I was scared of Debbie's boobs today. They were all huge and scary looking
Just remembered I told my boss that matt used to make me toss his salad like every time we hooked up. Nice
We're listening to the crystal method and doing bong hits for jesus
How are you texting me from 1998?
Thank GOD those kids were having a lemonade stand, I didn't have anything to wash down my plan b with.
Restaurants Roasting People Who Gave Them Negative Yelp Reviews (25 Pics)
MOMMMMMMMMMMAYYY! YOU BIRFED ME TODAYY. IM CELEBRTIN ON YUR BEHAF! THANK YOU!!!!!
I always hoped you would never inherit this side of my personality. Hon, trust me, you're a mess. Go to bed...alone. xoxoxo
I swear she hasnt shaved since the last time we hooked up 5 months ago
It was his first time doing shrooms and we made him ride in the truck bed. But he kept standing up and yelling when we stopped so we had to keep driving
Hope you had your fill for the summer my friend, because all the cleavage has been put away for the winter. Fear not; it blooms again in May.
You can jump from the roof to the pool. Trust me. I have done this before.

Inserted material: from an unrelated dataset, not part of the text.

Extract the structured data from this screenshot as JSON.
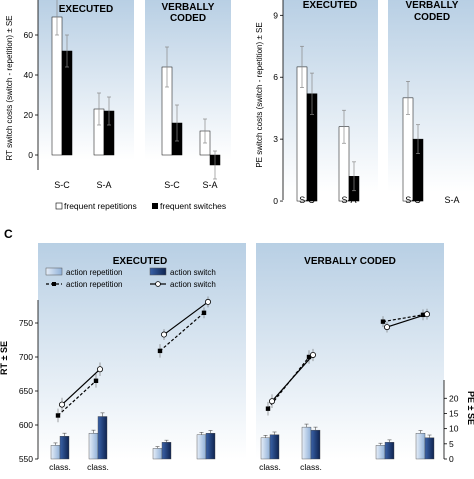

Woman Posts Harassing DMs From Creep Online, Now He’s Upset Because People Told His Mom
The only way that night could have gotten any better would be if a unicorn would descend from the heavens with a nacho bell grande in a bag around its horn beat boxing Hakunah Matata.
That was awkward , having sex with her while her husband watched via Skype. I'm a porn star or a target. Idk
Yes. I'm realizing that sports games are good reasons to drink. I just cheer when everyone else cheers.
my god I love twenty year old dicks
How does one tell their boyfriend they're pregnant with someone else's kid??
Got pulled over today for going 90 in a 40 zone with my leg out of the window. Still got out of the ticket. I'm getting way too good at this. Wanna trade bodies so we can see if it's my boobs or my charm?